With a Jan. 22 election looming, the Israeli leader has defied long-standing international opposition to settlements and announced plans to build at least 3,000 more homes in the occupied West Bank and East Jerusalem after the United Nations’ de facto recognition of Palestinian statehood.
Standing up to Europe, where a string of Israeli diplomats were summoned for reprimands by the governments of Britain, France, Spain, Sweden and Denmark on Monday, could help cement right-wing voter support for the conservative prime minister.
“We feared that politicians would clamber over themselves to show who could be tougher with the Palestinians. However we had hoped that Netanyahu would show more restraint. It didn’t happen,” said a Western diplomat in Jerusalem.
“We did not want the Palestinians to go to the United Nations during an Israeli election campaign precisely for this reason,” the diplomat said.
Israel rebuffed European protests and appeals to reverse course on the settlement drive, saying it would “stand by its vital interests, even in the face of international pressure”.
Settlement projects on land Israel captured in the 1967 Arab-Israeli War are considered illegal by most world powers and have routinely drawn condemnation from them.

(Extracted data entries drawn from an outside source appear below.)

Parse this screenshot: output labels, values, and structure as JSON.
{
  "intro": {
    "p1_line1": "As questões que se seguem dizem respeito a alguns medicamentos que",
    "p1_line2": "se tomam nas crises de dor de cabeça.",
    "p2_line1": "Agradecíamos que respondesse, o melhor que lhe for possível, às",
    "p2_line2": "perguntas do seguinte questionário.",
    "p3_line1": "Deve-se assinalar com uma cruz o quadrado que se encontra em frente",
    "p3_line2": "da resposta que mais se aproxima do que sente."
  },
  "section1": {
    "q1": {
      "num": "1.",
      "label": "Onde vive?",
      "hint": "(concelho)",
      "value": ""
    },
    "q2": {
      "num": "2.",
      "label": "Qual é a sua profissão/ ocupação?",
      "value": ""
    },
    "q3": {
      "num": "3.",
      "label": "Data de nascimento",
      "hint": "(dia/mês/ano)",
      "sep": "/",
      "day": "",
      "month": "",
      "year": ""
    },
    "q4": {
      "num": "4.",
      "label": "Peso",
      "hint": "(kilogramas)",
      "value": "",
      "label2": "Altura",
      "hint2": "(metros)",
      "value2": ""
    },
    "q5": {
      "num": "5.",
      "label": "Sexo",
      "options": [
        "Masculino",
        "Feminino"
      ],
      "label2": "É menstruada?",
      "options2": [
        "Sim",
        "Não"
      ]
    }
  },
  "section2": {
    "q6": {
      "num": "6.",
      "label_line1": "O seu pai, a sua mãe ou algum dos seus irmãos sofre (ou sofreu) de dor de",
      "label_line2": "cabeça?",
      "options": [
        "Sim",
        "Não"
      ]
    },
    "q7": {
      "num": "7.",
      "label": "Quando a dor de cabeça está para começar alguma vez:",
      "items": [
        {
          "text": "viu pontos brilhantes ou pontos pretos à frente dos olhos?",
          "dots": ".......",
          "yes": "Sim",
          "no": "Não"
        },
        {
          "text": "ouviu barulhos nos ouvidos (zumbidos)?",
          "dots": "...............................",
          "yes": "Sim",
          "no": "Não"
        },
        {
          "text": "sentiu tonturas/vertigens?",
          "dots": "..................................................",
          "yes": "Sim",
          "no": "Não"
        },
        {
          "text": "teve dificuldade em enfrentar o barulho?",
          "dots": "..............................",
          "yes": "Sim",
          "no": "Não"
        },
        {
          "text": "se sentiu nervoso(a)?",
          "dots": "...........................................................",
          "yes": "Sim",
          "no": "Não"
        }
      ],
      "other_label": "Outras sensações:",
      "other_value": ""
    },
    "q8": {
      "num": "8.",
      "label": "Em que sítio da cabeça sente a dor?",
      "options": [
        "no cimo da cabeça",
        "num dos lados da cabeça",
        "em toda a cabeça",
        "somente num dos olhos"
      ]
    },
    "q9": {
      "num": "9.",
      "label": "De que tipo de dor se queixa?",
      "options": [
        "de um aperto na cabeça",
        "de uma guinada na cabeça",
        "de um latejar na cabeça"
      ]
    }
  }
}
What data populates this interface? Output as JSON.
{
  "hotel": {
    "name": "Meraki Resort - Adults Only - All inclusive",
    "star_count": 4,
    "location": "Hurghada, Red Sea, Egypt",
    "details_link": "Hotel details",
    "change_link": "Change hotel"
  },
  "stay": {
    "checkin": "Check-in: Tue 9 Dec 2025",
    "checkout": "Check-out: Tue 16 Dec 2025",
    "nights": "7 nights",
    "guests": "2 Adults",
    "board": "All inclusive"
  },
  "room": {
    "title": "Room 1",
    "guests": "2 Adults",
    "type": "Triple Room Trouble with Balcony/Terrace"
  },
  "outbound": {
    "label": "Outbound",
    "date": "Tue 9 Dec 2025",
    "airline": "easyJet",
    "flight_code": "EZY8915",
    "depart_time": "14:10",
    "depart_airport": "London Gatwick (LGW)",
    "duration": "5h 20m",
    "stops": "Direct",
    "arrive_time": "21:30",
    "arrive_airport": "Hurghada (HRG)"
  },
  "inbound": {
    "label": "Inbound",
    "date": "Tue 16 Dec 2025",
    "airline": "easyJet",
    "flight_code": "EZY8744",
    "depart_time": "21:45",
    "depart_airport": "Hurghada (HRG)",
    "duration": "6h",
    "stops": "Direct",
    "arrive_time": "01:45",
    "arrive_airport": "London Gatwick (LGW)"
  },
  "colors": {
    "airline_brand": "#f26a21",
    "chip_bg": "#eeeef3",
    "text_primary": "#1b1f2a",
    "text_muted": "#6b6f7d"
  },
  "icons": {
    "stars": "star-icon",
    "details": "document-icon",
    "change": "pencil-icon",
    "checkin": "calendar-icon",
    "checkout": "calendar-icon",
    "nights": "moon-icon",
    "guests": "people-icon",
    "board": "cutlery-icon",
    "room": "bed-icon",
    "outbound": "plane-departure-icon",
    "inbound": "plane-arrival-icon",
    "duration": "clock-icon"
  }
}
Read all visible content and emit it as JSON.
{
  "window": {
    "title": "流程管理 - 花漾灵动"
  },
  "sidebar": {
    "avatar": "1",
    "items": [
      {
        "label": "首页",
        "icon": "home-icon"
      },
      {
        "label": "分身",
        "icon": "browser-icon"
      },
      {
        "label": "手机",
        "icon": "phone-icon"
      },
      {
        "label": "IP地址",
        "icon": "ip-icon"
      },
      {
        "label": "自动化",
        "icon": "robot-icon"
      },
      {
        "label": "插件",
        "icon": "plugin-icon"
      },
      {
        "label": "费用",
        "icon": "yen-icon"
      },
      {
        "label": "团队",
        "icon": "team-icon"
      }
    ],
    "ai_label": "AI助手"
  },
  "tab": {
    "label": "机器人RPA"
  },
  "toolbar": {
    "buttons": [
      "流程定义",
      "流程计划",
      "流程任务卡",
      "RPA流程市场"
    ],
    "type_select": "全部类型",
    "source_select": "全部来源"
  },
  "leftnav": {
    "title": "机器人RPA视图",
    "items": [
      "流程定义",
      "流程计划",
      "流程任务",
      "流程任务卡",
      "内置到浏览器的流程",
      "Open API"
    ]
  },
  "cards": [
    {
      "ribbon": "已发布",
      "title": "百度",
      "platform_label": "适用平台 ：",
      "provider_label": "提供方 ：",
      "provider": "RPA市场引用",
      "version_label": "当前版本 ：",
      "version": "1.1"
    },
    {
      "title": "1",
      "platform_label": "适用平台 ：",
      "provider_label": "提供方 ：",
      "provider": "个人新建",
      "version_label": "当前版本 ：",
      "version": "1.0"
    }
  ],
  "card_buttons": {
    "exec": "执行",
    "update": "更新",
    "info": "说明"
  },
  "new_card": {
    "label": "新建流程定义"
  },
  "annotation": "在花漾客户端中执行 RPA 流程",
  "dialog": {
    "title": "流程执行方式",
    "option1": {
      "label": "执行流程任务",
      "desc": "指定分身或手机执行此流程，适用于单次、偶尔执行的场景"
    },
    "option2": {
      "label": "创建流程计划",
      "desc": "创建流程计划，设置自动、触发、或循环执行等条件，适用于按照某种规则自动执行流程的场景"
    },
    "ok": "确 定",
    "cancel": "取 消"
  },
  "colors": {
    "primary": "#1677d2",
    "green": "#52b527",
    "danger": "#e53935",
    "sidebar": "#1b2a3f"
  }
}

Some 500,000 Israelis and 2.5 million Palestinians live in the West Bank and East Jerusalem.
But this time, the government also ordered new “planning work” in one of the most highly sensitive areas of the West Bank known as “E1”. Israeli housing on its barren hills could split the West Bank in two, denying the Palestinians a viable state.
Many Israelis have traditionally viewed the United Nations and many European governments as being particularly sympathetic to the Palestinian cause.